Publicado em 13 de maio de 2021 às 07:10

- Atualizado há um ano

. Crédito: Marina Silva/CORREIO

A Universidade Federal da Bahia (Ufba) não vai encerrar as atividades em 2021. Isso é, pelo menos, o que garantiu o vice-reitor da instituição, Paulo César Miguez de Oliveira, em entrevista ao CORREIO. “Se alguém parar a universidade, não será a universidade. Será alguém de fora. Nós não pararemos. Essa casa vai manter as portas abertas”, disse.  

A possibilidade de encerrar ou suspender as atividades entrou em questão depois dos cortes feitos pelo governo federal nas instituições federais de ensino. Só na Ufba, a redução é de 18,7% do orçamento de 2020, quando a universidade tinha disponível cerca de R$ 163 milhões. Agora, em 2021, são apenas R$ 132,8 milhões. Esse valor é inferior aos R$ 133,3 milhões do orçamento de 2010, quando a universidade tinha 15 mil alunos a menos, segundo Miguez. 

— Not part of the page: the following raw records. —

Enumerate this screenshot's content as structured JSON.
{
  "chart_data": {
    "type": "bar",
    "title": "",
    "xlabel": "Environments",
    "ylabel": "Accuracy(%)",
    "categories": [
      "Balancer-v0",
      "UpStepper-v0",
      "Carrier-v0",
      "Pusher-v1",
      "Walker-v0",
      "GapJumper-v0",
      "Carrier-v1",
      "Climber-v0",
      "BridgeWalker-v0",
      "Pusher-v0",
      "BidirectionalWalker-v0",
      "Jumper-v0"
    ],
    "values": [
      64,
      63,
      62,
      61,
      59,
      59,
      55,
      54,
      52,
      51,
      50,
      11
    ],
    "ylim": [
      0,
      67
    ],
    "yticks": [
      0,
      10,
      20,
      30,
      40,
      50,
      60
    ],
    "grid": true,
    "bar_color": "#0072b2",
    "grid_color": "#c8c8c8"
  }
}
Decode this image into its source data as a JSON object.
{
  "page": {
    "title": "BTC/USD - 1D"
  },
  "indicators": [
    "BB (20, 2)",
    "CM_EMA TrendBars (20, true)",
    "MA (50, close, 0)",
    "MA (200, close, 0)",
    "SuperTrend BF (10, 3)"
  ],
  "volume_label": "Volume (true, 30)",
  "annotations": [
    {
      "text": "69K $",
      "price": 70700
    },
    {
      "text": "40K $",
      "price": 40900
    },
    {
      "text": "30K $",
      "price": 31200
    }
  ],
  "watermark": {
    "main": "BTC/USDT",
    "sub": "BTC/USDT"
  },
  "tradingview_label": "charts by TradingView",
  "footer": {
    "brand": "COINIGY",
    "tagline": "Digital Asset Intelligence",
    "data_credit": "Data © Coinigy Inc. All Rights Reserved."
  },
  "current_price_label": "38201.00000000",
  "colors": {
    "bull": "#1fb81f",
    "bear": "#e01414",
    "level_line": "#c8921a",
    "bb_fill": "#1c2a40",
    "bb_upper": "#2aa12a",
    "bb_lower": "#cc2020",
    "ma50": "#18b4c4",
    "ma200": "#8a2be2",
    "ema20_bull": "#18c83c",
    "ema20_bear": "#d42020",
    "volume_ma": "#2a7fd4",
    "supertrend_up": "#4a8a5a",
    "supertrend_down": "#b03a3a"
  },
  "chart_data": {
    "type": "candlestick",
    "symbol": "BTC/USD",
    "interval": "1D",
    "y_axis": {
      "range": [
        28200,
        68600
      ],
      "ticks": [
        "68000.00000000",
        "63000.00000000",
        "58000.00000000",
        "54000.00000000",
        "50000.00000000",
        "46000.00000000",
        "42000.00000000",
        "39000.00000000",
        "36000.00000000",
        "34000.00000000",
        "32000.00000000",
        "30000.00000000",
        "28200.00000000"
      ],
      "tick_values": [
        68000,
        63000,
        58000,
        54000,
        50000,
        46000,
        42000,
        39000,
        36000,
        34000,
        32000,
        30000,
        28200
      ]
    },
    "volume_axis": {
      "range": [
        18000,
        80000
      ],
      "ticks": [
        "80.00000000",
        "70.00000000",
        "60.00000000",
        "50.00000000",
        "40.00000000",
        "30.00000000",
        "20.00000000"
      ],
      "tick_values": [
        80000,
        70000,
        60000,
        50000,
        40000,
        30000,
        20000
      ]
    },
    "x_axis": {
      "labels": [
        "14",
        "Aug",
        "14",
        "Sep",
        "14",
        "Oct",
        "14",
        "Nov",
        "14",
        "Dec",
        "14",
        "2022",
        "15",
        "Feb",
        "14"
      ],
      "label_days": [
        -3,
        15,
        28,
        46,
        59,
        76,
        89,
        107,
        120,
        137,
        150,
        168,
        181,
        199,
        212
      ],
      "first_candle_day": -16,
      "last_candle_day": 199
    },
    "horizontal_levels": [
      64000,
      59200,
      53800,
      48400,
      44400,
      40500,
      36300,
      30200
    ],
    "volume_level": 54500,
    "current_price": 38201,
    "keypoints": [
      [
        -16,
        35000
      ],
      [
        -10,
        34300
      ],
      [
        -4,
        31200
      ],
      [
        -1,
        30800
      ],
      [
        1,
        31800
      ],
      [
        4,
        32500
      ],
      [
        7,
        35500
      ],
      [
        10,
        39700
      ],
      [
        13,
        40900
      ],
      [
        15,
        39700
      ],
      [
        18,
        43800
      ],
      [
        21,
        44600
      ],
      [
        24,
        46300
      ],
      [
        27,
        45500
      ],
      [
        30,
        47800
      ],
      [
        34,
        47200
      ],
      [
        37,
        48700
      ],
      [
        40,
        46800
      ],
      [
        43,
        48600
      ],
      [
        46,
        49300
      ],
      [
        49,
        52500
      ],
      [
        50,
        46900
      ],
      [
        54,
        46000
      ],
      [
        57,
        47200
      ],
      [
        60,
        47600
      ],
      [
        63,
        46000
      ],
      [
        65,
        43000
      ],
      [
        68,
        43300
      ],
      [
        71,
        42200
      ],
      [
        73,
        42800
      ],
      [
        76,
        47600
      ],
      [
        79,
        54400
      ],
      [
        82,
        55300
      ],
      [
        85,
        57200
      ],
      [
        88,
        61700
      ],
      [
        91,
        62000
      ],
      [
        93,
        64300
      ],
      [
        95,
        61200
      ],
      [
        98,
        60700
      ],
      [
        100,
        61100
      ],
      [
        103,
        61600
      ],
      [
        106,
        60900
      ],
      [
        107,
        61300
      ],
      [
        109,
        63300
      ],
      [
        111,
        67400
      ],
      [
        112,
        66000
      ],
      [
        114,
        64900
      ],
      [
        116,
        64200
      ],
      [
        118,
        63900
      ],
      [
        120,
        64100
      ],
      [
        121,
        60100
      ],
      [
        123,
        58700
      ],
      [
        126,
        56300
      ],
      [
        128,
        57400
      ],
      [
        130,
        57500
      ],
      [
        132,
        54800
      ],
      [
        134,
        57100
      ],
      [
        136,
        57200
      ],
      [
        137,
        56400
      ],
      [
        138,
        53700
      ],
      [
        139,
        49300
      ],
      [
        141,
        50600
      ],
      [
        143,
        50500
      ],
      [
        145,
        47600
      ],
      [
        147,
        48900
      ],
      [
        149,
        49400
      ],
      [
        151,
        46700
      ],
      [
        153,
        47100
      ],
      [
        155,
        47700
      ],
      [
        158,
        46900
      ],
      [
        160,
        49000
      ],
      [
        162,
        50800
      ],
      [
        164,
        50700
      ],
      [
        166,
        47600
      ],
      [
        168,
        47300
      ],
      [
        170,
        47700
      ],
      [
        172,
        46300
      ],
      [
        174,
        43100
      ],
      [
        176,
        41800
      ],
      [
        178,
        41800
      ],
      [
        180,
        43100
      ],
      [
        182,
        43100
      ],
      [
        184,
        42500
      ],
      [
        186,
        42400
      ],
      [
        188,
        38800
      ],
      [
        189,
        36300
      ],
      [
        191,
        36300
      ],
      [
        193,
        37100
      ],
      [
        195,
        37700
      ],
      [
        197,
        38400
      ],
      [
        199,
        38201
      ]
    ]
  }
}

“Vamos lidar com isso com as armas que temos de melhor: produzir conhecimento no limite das possibilidades, fazendo os semestres com atividade remotas por causa da pandemia, realizando congressos e em modo resistência”, disse. Já a reitoria da Universidade Federal do Rio de Janeiro (UFRJ) foi mais dura nas declarações e admitiu a possibilidade de fechar em julho, em artigo no jornal O Globo.  

Na universidade fluminense, o orçamento de 2021 será de R$ 299 milhões, menor do que os R$ 306 milhões de 2020. No entanto, segundo a reitoria, desse dinheiro, somente R$ 146,9 milhões foram liberados e, do valor, R$ 65,2 milhões já foram utilizados, restando apenas R$ 81,7 milhões para a instituição. Os outros R$ 152,2 milhões ainda aguardam aprovação do Congresso Nacional, o que não tem data para apreciação. 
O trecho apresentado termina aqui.